First of all , you cannot actually implement classical MVC in php. The best you can do is Model2 MVC.

  • Model - responsible for all the business logic. Has no clue about where the data is stored or actually comes from. The storage and retrieval is responsibility of DataMappers or DAOs. Model itself should never contain SQL. Ever.
  • Controller - binds model(s) to the view and changes the state of both. It does not retrieve information from models for sending it to view.
  • View - responsible for all presentational logic. Retrieves information from models and binds it to appropriate templates. View itself is not a template.

You can wither have 1:1 relationship between views an controller or many:many. it depends on how you implement the view itself.

For example, your view can require a separate object which handles the rendering. And providing different type of objects ( this is where polymorphism matters ), you can make your view to render either xml, html or json.

Or you can do the same by changing the templates. A ListView class can render a list of articles as well as list of users, if the basic presentation logic does not change and you provide just a different template for each.

In the case of voting , it seems ok to have a single controller for all voting related operations, and you can have a single view with switching the templates for your output.

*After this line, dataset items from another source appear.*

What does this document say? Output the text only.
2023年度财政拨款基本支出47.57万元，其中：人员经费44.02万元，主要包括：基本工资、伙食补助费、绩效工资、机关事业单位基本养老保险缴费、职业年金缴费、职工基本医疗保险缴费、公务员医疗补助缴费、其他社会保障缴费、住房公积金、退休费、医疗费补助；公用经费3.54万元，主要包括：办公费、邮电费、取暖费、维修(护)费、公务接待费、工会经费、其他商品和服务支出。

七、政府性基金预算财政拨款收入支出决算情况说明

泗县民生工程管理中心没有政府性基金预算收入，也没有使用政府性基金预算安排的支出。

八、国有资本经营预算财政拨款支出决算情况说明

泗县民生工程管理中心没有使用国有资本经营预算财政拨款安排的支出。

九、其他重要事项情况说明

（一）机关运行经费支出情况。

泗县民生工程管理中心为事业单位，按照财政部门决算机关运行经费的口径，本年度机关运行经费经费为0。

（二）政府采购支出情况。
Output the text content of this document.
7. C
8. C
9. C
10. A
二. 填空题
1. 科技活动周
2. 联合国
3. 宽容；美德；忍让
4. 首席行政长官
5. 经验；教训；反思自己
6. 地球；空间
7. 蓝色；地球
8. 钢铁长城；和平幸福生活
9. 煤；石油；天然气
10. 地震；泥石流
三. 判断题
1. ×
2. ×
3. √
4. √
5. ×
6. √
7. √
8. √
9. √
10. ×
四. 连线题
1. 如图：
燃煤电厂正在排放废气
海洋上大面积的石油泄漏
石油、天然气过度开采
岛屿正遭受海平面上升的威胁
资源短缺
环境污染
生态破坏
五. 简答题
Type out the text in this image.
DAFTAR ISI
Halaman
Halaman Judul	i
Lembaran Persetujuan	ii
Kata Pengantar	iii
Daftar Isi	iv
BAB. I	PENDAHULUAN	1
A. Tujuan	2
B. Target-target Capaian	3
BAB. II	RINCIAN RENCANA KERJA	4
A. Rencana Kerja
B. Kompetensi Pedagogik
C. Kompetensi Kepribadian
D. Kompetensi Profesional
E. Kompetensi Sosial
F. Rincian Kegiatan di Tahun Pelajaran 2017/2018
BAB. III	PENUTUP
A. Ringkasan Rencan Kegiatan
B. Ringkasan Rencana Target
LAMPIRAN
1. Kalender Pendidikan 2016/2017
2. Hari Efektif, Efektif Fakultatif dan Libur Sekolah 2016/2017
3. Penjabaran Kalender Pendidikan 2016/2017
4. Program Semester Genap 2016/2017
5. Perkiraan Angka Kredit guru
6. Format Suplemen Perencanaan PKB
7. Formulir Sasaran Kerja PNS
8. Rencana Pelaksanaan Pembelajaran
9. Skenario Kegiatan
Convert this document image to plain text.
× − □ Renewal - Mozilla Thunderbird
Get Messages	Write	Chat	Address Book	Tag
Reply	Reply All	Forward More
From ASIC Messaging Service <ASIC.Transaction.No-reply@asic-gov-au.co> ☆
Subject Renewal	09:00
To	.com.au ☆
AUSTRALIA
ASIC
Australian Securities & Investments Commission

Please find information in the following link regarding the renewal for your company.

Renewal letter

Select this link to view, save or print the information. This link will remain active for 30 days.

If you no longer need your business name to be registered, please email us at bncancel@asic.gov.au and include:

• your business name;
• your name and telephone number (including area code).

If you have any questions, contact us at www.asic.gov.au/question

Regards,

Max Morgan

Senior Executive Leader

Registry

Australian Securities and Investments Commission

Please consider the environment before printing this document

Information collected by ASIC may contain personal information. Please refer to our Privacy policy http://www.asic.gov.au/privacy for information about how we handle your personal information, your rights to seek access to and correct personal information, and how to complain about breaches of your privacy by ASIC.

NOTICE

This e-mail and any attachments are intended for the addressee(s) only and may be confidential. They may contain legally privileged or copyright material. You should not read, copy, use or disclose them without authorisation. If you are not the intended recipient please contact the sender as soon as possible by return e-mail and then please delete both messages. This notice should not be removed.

Some of this sort of thing is down to preferences and opinion; there's no single correct way. Some approaches might be more flexible, but maybe at the expense of being more complex.

With regard to your example of "voting", that may depend upon how voting is going to be used in your site. Will votes appear on different types of pages? If so, some sort of component is a good approach; the voting component view can then be used to display its data within different pages, with a Voting component controller accepting the results of votes and then maybe redirecting somewhere else (or accepting votes by an Ajax request).

Very often you'll find that a models (and controllers) map more or less 1:1 to tables in a database. So if I have a table users, I might have a corresponding User model, and UserController controller.

Remember what a controller is intended to do: respond to a request, working out which models need to be loaded, then asking them to store, manipulate and return data which is then transferred to the view for displaying. It's fine to have controllers that don't map directly to models. You might have a controller called DebugController that responds to requests to http://examples.com/debug/, and doesn't map directly to a Debug model and table, but gathers information about the system and various models (of course, there is the argument that all that stuff should be wrapped up into a Debug model, which in turn loads other models and assembles the data that the controller requests).

As for views, you will normally have more than one view for a given controller; often one view per action. So UserController::indexAction() has views/user/index.php, UserController::editAction() has views/user/edit.php etc.


The approach might be flexible, that is true.

Models - Describe the tier that is communicating directly with database, all the SQL queries. You can have model for each table in DB that will handle all actions connected to that table (select, insert, update, delete). You can have model for each "logical entity", modul in your application that will handle the actions for this entity. Like in your example "Voting", where you can define the logic of this modul. (Check if the user has allready voted, getVoteCount...)

Controler - Handle the request by executing functions in the model (they should not comunicate directly in DB) and passing the processed data to appropriate View. If you need to present the same data differently on different page, the controler should decide on which view to send the data.

View - You need view for each page, form, module in you application. It is on personal experiance how you are going to organize the views.